Apparently some of these were learnt the hard way, so pay attention!
A compelling presentation showing how easy it is to take off-the-shelf software (COTS in the old jargon) to go right from extracting social data to sorting, querying and presenting it.
For those of us from an IT Architecture background I’ve illustrated the ETL/Data Warehouse type steps that these three offerings bring together (they have already built the integrations), it really did look very straightforward.
What was missing, for me, was the ability to explore or analyse the social network. I spoke to Datasift a few weeks ago about Twitter data and they explained that they did not provide follower data so, at this stage, those of us wanting to look into the networks are still going to have to write a bit of code.
A very interesting day. In the introduction the chairman asked for a show of hands as to who worked in IT or other parts of organisations: the split was about 50/50.
My main observations are:
- Hadoop is the standard; think of it as ETL on steroids: you will probably still want to feed the results into traditional databases and analytical tools. Hive provides a SQL-like language over the top. You can use Hadoop to make your archives ‘active’
- Organisations need to know what is being said about them, too often people find out what is happening in their own organisation on social media first.
- Think of the value in the data. For example car manufacturers are increasing the number of sensors in cars and collecting the data: they understand how you drive, maybe they could offer you insurance?
- Context is very important when looking at a piece of unstructured data.
- Decision makers need to be given a relevant subset of data.

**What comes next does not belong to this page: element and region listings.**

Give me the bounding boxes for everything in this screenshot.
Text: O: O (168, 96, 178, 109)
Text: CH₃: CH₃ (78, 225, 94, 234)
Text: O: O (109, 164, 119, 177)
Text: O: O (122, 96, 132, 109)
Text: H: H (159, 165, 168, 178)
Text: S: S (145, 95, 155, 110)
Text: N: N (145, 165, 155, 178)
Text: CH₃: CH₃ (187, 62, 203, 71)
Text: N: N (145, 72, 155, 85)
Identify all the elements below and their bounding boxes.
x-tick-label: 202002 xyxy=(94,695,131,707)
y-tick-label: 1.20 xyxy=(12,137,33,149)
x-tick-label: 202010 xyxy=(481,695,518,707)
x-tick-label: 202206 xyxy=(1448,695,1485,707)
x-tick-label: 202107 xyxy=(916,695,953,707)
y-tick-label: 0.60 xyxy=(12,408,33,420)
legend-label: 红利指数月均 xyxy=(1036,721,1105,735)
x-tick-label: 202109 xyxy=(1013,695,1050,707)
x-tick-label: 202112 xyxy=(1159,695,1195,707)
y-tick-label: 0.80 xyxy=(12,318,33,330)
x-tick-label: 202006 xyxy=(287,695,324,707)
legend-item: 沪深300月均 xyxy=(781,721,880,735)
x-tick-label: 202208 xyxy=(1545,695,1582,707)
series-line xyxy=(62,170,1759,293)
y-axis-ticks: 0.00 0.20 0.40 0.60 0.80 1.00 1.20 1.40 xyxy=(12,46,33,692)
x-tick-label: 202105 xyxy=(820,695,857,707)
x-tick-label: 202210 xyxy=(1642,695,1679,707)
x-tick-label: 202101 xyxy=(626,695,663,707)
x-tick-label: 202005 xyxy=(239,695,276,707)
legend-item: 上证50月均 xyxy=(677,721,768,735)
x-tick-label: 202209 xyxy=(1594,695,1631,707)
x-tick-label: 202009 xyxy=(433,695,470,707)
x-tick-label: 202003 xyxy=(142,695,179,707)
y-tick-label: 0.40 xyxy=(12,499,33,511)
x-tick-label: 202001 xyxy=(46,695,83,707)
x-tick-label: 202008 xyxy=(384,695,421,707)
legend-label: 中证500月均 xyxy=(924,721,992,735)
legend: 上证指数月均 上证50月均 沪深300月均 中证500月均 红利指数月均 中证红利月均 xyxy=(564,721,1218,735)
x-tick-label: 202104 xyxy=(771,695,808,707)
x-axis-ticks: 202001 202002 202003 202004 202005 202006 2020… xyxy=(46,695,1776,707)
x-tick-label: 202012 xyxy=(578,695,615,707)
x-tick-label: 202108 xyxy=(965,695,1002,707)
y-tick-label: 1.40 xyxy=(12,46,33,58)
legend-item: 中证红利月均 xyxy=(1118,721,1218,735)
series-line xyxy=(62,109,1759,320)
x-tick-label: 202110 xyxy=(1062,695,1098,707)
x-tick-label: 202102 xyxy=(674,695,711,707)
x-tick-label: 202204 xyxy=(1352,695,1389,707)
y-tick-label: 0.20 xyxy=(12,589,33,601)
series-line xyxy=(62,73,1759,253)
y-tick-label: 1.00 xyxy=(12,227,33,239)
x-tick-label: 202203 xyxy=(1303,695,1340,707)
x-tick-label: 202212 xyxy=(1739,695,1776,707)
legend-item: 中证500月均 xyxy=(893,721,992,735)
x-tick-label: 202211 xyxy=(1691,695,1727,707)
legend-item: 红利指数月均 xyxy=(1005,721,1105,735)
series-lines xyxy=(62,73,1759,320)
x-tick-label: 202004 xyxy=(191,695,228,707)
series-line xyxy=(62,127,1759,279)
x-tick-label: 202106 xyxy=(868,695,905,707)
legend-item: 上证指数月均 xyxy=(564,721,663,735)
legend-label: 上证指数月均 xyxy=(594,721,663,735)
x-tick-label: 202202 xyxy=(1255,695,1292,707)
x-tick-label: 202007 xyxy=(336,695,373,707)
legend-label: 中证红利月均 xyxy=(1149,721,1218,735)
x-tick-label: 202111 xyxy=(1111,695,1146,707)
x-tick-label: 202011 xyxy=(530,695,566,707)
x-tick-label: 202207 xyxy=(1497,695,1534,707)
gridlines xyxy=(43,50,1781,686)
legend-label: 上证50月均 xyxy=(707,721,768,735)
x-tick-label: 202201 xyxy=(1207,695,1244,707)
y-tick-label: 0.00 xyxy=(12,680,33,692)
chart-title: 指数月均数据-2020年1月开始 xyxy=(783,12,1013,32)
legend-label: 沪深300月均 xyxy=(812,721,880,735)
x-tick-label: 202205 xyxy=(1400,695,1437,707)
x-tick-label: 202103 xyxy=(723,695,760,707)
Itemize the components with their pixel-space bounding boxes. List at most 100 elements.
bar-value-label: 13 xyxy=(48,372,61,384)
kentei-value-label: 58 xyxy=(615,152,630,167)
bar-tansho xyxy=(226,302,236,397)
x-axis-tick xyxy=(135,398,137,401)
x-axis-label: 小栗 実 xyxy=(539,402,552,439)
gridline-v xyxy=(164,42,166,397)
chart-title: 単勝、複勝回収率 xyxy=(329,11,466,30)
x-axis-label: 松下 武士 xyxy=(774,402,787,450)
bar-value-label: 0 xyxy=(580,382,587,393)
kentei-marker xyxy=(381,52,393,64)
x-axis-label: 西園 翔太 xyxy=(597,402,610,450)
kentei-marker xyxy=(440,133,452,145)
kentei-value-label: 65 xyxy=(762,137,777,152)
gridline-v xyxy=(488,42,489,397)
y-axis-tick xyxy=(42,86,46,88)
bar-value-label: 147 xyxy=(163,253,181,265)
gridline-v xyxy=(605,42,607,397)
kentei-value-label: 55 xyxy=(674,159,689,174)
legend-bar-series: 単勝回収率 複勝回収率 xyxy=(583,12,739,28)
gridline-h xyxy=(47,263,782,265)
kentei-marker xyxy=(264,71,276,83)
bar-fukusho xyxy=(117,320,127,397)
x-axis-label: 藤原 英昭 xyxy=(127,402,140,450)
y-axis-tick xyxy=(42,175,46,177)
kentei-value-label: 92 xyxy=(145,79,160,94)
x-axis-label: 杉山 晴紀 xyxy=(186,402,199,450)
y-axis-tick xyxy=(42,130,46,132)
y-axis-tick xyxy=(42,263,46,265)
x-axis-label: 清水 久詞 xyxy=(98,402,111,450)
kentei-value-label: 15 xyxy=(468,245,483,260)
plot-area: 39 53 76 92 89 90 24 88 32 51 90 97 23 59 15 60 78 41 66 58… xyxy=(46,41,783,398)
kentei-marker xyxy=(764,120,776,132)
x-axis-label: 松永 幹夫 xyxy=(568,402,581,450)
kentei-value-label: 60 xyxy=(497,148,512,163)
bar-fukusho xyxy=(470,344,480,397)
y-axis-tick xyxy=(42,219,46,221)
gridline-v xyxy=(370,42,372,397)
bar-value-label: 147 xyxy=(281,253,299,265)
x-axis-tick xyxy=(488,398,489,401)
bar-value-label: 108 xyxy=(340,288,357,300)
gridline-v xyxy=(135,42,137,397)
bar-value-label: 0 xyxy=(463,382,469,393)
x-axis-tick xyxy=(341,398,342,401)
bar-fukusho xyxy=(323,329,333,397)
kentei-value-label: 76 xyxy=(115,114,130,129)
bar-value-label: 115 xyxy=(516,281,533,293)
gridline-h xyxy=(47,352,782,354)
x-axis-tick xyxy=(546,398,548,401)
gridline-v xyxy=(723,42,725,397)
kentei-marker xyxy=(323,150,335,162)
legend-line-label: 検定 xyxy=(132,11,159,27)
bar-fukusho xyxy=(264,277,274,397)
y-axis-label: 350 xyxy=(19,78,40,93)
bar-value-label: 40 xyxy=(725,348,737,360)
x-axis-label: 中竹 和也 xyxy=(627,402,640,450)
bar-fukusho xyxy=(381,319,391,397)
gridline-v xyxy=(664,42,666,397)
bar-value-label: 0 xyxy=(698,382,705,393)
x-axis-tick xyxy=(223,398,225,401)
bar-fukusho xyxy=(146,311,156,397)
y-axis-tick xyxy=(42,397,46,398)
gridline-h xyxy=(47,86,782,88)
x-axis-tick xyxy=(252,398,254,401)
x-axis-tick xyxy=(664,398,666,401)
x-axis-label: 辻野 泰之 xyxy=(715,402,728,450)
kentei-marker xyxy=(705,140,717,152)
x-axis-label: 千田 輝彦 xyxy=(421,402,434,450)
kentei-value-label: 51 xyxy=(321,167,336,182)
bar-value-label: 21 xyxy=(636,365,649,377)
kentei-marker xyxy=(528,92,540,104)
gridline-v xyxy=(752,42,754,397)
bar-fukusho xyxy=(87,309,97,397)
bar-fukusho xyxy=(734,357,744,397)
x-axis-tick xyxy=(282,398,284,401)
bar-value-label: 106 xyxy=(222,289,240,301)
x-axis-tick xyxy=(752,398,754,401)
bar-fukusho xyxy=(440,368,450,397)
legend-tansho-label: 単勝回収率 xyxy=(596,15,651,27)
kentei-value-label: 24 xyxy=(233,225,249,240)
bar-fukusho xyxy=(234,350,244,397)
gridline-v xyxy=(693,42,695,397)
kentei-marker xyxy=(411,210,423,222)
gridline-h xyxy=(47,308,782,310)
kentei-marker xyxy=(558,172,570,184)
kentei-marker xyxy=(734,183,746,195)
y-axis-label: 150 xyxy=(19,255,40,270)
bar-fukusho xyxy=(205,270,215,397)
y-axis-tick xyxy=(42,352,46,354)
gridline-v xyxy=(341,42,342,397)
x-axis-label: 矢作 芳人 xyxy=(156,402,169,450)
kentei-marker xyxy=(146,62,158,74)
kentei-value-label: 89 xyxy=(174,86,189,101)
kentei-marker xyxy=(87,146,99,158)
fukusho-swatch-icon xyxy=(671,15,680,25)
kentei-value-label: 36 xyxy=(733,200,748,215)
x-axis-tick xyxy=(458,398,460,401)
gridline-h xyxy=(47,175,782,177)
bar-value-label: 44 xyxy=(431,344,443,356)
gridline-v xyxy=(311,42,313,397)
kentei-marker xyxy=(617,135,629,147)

- Organisations need to monitor global mega-trends. Take a look at http://www.news-spectrum.com/
- If you are analysing email content the disclaimers often placed at the end of the message can cause a lot of misleading conclusions
- “See Lots – Know Little – Do Less” (David Ackroyd, Telefonica); in other words too much information is not useful
- When you have a lot of data you can start looking for hidden patterns
- Prediction: can you spot customers who are about to depart?
- A Big Data initiative needs to offer value. Look for the sweet spot: a conjunction of revenue, cost and risk.
- Make sure Big Data thinking includes an outside-in perspective
- Data Art is the next big paradigm?